Yes. But the lack-of-processing-in-the-brain is not the important part. A typical ConvNet image classifier does involve many steps of processing, but is still discriminative, not search-y, because it does not work by trying out different generative models and picks the one that best explains the data. You can build a search-y image classifier that does exactly that, but most people these days don’t.
I’m not sure I understand the search vs discriminative distinction. If my hand touches fire and thus immediately moves backwards by reflex, would this be an example of a discriminative policy, because an input signal directly causes an action without being processed in the brain?
About the goal of winning at chess: in the case of minimax search, p generates the complete tree of the game using D and then selects the winning policy; as you said, this is probably the simplest agent (in terms of Kolmogorov complexity, given D) that wins at chess—and actually wins at any game that can be solved using minimax/backward induction. In the case of RL(p), p reads the environmental data D about chess to assign reward 1 to winning states and 0 elsewhere, and RL represents an ideal RL procedure that exploits interaction with the environment to generate the optimal policy π that maximises the reward function created by p. The main feature is that in both cases, when the environment gets bigger and D grows, the description length of the two algorithms given D doesn’t change: you could use minimax or the ideal RL procedure to generate a winning policy even for chess on a larger board, for example. If instead you wanted to use a giant lookup table, you would have to extend your algorithm each time a new state gets added to the environment.
I guess the confusion may come from the fact that D is underspecified. I tried to formalise it more precisely by using logic, but there were some problems and it’s still work in progress.

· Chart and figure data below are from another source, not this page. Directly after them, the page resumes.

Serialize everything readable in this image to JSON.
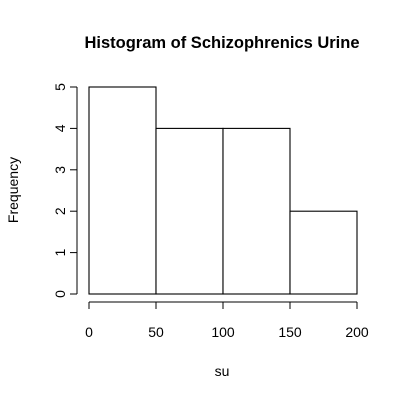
{
  "chart_data": {
    "type": "bar",
    "title": "Histogram of Schizophrenics Urine",
    "xlabel": "su",
    "ylabel": "Frequency",
    "bins": [
      {
        "from": 0,
        "to": 50,
        "count": 5
      },
      {
        "from": 50,
        "to": 100,
        "count": 4
      },
      {
        "from": 100,
        "to": 150,
        "count": 4
      },
      {
        "from": 150,
        "to": 200,
        "count": 2
      }
    ],
    "xlim": [
      0,
      200
    ],
    "ylim": [
      0,
      5
    ],
    "xticks": [
      "0",
      "50",
      "100",
      "150",
      "200"
    ],
    "yticks": [
      "0",
      "1",
      "2",
      "3",
      "4",
      "5"
    ],
    "grid": false,
    "legend": "none"
  }
}
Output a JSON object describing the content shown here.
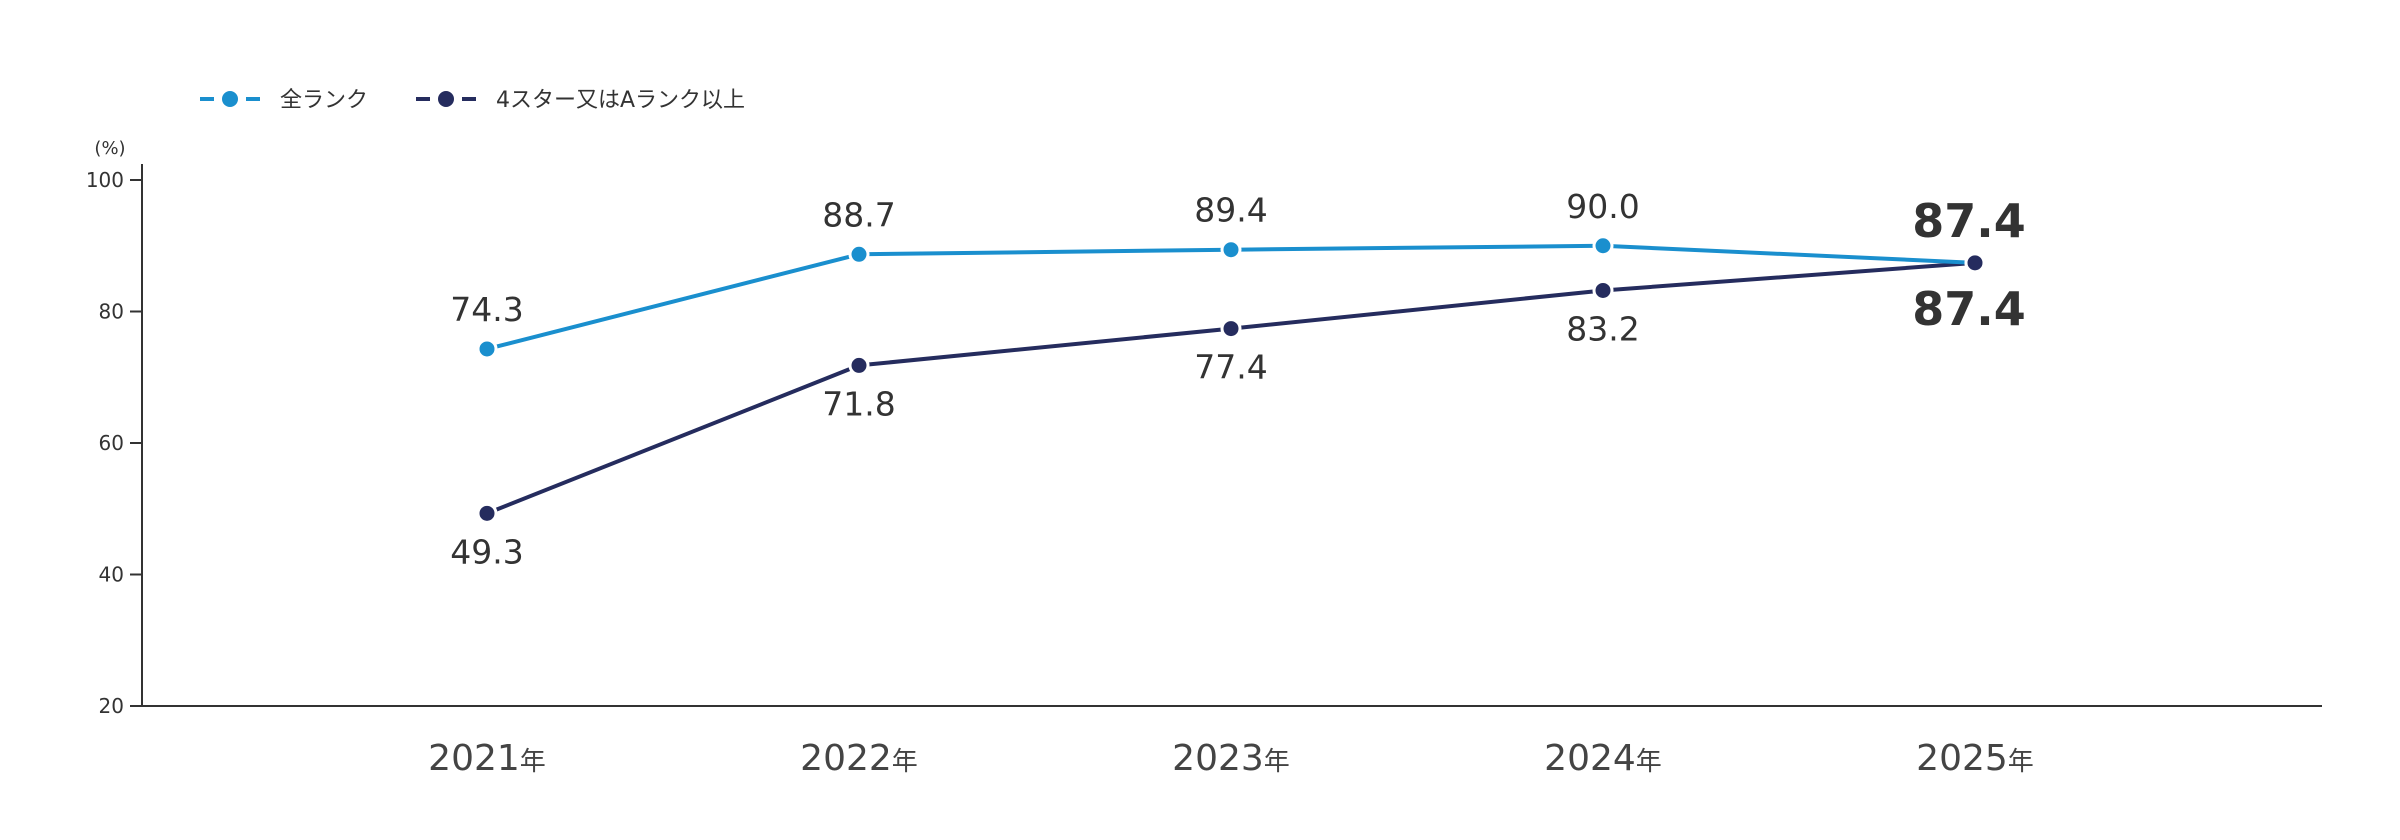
{
  "chart_data": {
    "type": "line",
    "y_unit_label": "(%)",
    "categories": [
      "2021",
      "2022",
      "2023",
      "2024",
      "2025"
    ],
    "category_suffix": "年",
    "ylim": [
      20,
      100
    ],
    "yticks": [
      20,
      40,
      60,
      80,
      100
    ],
    "legend_position": "top-left",
    "grid": false,
    "series": [
      {
        "name": "全ランク",
        "color": "#1a8fce",
        "values": [
          74.3,
          88.7,
          89.4,
          90.0,
          87.4
        ],
        "labels": [
          "74.3",
          "88.7",
          "89.4",
          "90.0",
          "87.4"
        ]
      },
      {
        "name": "4スター又はAランク以上",
        "color": "#252c5e",
        "values": [
          49.3,
          71.8,
          77.4,
          83.2,
          87.4
        ],
        "labels": [
          "49.3",
          "71.8",
          "77.4",
          "83.2",
          "87.4"
        ]
      }
    ]
  }
}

By the way, thanks for the links! I hope I’ll learn something new about how the brain works, I’m definitely not an expert on cognitive science :)

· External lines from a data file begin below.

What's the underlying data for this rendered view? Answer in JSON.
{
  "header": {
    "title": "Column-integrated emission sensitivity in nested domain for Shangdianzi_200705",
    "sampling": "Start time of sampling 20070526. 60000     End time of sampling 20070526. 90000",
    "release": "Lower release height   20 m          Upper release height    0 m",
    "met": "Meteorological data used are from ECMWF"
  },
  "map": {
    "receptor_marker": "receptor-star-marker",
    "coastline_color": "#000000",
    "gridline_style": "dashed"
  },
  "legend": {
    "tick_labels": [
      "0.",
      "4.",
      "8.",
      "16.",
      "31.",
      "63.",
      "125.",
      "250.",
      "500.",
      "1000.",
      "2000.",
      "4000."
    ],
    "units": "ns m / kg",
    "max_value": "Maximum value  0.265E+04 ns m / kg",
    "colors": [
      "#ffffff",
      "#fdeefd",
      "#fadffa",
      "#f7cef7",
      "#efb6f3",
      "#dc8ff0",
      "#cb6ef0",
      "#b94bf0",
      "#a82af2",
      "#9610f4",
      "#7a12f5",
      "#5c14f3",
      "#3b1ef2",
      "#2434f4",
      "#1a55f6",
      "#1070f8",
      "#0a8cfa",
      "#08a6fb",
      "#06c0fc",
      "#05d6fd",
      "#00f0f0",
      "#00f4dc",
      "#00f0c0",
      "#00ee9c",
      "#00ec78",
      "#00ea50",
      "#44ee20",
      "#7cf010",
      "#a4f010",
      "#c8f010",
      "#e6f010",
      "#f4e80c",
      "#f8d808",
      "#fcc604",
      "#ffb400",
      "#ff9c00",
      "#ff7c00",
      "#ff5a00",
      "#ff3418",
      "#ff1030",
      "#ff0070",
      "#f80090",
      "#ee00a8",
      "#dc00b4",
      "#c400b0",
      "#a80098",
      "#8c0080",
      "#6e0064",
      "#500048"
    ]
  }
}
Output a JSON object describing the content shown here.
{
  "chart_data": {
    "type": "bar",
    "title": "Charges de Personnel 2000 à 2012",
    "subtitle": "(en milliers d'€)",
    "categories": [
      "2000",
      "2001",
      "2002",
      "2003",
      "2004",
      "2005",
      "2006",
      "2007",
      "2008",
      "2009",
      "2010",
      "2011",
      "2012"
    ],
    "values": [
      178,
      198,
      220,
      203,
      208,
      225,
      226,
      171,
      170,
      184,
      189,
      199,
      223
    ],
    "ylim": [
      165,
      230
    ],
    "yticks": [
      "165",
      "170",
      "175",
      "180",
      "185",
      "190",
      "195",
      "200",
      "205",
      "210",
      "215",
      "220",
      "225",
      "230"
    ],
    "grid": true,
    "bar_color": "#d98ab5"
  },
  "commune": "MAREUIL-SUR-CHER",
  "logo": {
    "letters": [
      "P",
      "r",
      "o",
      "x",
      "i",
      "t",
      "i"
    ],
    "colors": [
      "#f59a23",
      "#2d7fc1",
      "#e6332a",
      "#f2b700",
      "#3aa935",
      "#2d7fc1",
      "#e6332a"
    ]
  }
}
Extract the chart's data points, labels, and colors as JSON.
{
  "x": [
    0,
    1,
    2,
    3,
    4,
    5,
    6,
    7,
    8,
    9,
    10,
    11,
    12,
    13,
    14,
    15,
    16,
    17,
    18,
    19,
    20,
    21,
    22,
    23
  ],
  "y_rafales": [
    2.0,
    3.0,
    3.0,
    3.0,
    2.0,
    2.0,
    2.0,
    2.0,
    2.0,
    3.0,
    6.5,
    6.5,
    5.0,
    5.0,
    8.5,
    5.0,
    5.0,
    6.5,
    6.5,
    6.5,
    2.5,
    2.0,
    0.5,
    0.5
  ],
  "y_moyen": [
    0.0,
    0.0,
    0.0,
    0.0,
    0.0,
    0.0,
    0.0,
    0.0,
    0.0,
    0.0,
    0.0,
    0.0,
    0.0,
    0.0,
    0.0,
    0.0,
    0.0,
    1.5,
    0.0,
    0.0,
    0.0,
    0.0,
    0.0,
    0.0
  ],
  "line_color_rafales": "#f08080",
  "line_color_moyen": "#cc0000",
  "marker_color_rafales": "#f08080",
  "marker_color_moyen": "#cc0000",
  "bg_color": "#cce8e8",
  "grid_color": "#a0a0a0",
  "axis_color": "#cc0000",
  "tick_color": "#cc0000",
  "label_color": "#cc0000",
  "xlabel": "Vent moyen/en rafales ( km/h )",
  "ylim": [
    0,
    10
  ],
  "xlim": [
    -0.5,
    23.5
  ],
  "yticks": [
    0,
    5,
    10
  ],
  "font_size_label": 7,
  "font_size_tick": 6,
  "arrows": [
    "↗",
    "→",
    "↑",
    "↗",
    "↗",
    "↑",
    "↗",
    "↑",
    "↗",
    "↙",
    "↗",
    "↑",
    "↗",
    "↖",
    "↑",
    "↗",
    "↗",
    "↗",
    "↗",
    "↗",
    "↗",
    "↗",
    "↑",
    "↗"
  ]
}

Hmm, maybe we’re talking past each other. Let’s say I have something like AlphaZero, where 50,000 bytes of machine code trains an AlphaZero-type chess-playing agent, whose core is a 1-billion-parameter ConvNet. The ConvNet takes 1 billion bytes to specify. Meanwhile, the reward-calculator p, which calculates whether checkmate has occurred, is 100 bytes of machine code.

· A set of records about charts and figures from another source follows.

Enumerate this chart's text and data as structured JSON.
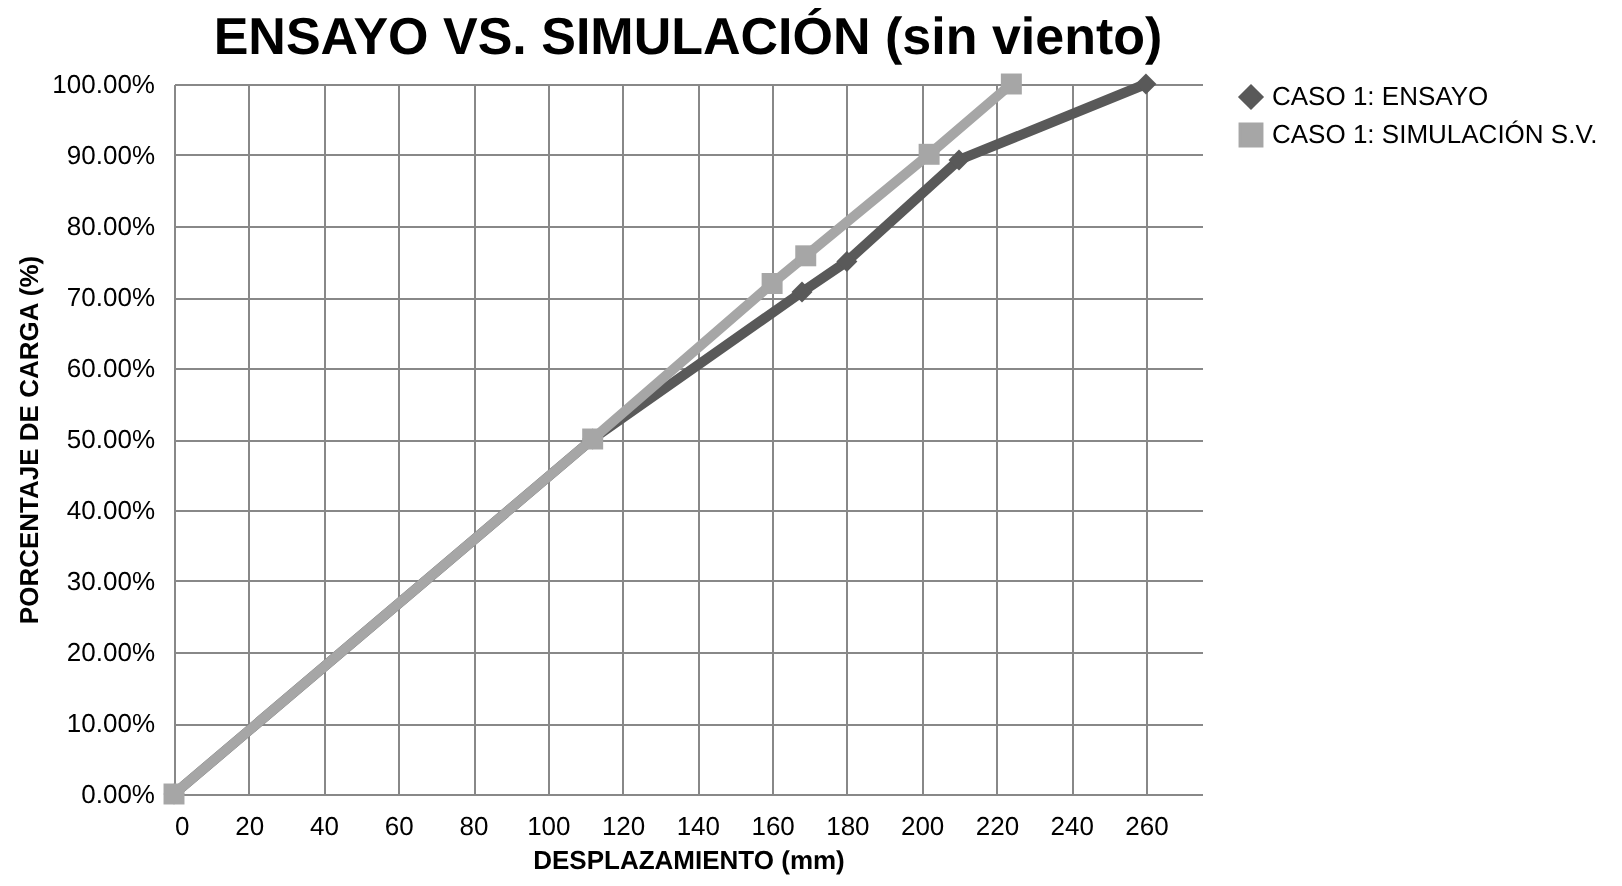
{
  "chart_data": {
    "type": "line",
    "title": "ENSAYO VS. SIMULACIÓN (sin viento)",
    "xlabel": "DESPLAZAMIENTO (mm)",
    "ylabel": "PORCENTAJE DE CARGA (%)",
    "series": [
      {
        "name": "CASO 1: ENSAYO",
        "color": "#595959",
        "marker": "diamond",
        "x": [
          0,
          112,
          168,
          180,
          210,
          260
        ],
        "values": [
          0,
          50,
          70.7,
          75,
          89.3,
          100
        ]
      },
      {
        "name": "CASO 1: SIMULACIÓN S.V.",
        "color": "#a6a6a6",
        "marker": "square",
        "x": [
          0,
          112,
          160,
          169,
          202,
          224
        ],
        "values": [
          0,
          50,
          71.9,
          75.8,
          90.1,
          100
        ]
      }
    ],
    "xlim": [
      0,
      275
    ],
    "xticks": [
      0,
      20,
      40,
      60,
      80,
      100,
      120,
      140,
      160,
      180,
      200,
      220,
      240,
      260
    ],
    "ylim": [
      0,
      100
    ],
    "yticks": [
      {
        "value": 0,
        "label": "0.00%"
      },
      {
        "value": 10,
        "label": "10.00%"
      },
      {
        "value": 20,
        "label": "20.00%"
      },
      {
        "value": 30,
        "label": "30.00%"
      },
      {
        "value": 40,
        "label": "40.00%"
      },
      {
        "value": 50,
        "label": "50.00%"
      },
      {
        "value": 60,
        "label": "60.00%"
      },
      {
        "value": 70,
        "label": "70.00%"
      },
      {
        "value": 80,
        "label": "80.00%"
      },
      {
        "value": 90,
        "label": "90.00%"
      },
      {
        "value": 100,
        "label": "100.00%"
      }
    ],
    "grid": true,
    "legend": "right",
    "line_style": "solid"
  }
}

Would you say that the complexity of the trained chess-playing agent is 100 bytes or 50,000 bytes or 1 billion bytes?
I guess you’re going to say 50,000, because you’re imagining a Turing machine that spends a year doing the self-play to calculate the billion-parameter ConvNet and then immediately the same Turning machine starts running that ConvNet it just calculated. From the perspective of Kolmogorov complexity, it doesn’t matter that it spends a year calculating the ConvNet, as long as it does so eventually.
By the same token, you can always turn a search-y agent into an equivalent discriminitive-y agent, given infinite processing time and storage, by training the latter on a googol queries of the former. If you’re thinking about Kolmogorov complexity, then you don’t care about a googol queries, as long as it works eventually.
Therefore, my first comment is not really relevant to what you’re thinking about. Sorry. I was not thinking about algorithms-that-write-arbitrary-code-and-then-immediately-run-it, I was thinking about the complexity of the algorithms that are actually in operation as the agent acts in the world.
Yes. But the lack-of-processing-in-the-brain is not the important part. A typical ConvNet image classifier does involve many steps of processing, but is still discriminative, not search-y, because it does not work by trying out different generative models and picks the one that best explains the data. You can build a search-y image classifier that does exactly that, but most people these days don’t.
No worries, I think your comment still provides good food for thought!